From Russia, a Royal Infatuation That Misses Its Mark

Augustina's misdirected missive. Her return address in Russia is blurred to protect her privacy.
Augustina's misdirected missive. Her return address in Russia is blurred to protect her privacy. (Prince William County Circuit Co - Prince William County Circuit Co)
By Theresa Vargas
Washington Post Staff Writer
Wednesday, March 8, 2006

She wanted a prince and a palace.

But a young Russian college student who sent a letter meant for Prince William -- as in Prince William, future king of England -- royally missed the Zip code. Instead of arriving at Buckingham Palace, the letter reached the Prince William County courthouse in Manassas.

The envelope, which came with four postmarked Russian stamps, was addressed only to "William."

"I thought it was cute, like he was her personal friend," said Circuit Court Deputy Clerk Shari Starr, who opened the letter Monday.

Since then, it has passed through a few hands, though none British or royal. Yesterday it was in Wendy Jones's custody. The chief deputy clerk was looking for a way to get it to its intended destination.

"I just don't have the heart to throw it away," she said. "She's so sincere."

The letter begins: "Dear William, Hello! How are you?"

The writer, named only as Augustina, tells him she is from Kemerovo, describing it as "a small city where coal industry is widely developed." She is 20, and the letter wavers between mature concerns and teenage curiosities.

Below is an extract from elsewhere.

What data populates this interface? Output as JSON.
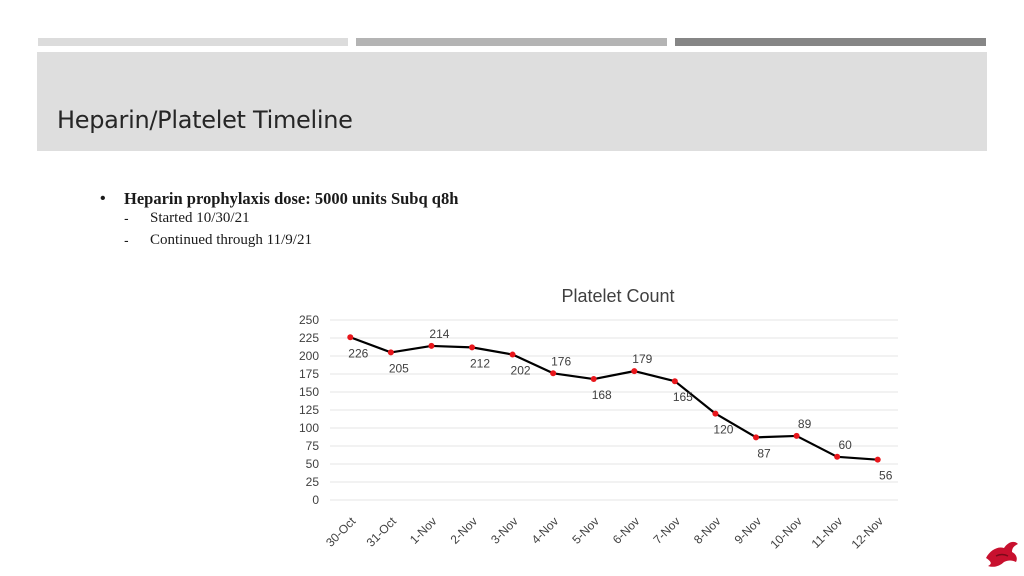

She writes that she worries about environmental pollution, is studying surgical hematology and finds a sense of freedom in nature. She expresses a curiosity about England and the United States.

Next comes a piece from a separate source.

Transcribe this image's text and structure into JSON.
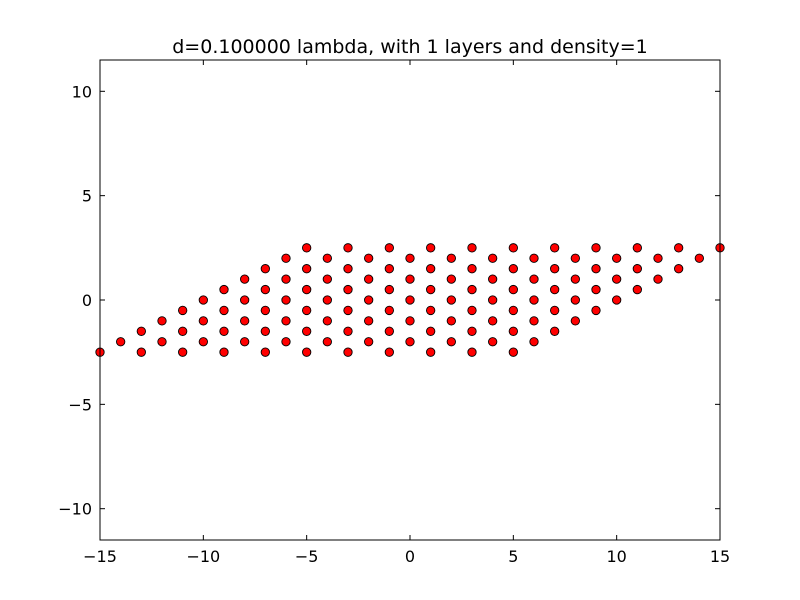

Then the teenager peeks out: "Dear William I'd like to hear your point of view because I rate highly your looks." American translation: You are cute.

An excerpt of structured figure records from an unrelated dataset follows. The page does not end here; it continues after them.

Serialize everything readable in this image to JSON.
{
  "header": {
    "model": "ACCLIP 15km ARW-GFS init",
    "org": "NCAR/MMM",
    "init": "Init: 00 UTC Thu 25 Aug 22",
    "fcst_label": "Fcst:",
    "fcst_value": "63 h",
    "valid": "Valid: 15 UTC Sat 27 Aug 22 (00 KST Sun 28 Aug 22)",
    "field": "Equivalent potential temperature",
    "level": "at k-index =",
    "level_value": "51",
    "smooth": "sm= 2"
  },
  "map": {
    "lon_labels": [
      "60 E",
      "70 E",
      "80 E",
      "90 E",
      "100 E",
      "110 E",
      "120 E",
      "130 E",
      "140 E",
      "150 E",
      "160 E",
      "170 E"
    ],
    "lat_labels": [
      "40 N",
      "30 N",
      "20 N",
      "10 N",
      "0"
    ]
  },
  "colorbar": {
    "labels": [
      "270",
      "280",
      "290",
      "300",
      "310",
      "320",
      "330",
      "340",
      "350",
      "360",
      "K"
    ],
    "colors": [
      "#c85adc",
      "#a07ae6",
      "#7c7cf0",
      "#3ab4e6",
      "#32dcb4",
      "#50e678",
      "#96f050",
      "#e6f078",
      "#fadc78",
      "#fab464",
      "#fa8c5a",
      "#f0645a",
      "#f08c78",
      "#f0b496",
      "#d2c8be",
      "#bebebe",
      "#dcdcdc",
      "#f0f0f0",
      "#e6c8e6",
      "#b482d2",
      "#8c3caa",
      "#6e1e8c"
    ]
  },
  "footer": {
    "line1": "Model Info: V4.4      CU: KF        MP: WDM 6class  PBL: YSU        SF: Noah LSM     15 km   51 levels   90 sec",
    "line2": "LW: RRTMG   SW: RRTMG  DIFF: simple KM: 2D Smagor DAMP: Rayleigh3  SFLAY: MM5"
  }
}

"What type of horses are most popular in England?"

"What type of activities or hobbies do you enjoy?"

"What type of movies, music books do you like? What type of food do you like?"

Court officials said the letter is the first of its kind for the courthouse, named for the county, which is named after Prince William Augustus, Duke of Cumberland. Strange letters are a norm, they said, but few have traveled such a distance.

"They usually come from the prisons," Starr said.

This one, however, produced more than a few smiles and laughs as court employees pondered how the confusion happened. Was it a Google mishap? Did Augustina think the prince had a Virginia apartment? Did she really expect to get a reply?

"It's like leaving a letter in a bottle," Deputy Clerk Maria G. McCaleb said of the letter's long journey and mystery.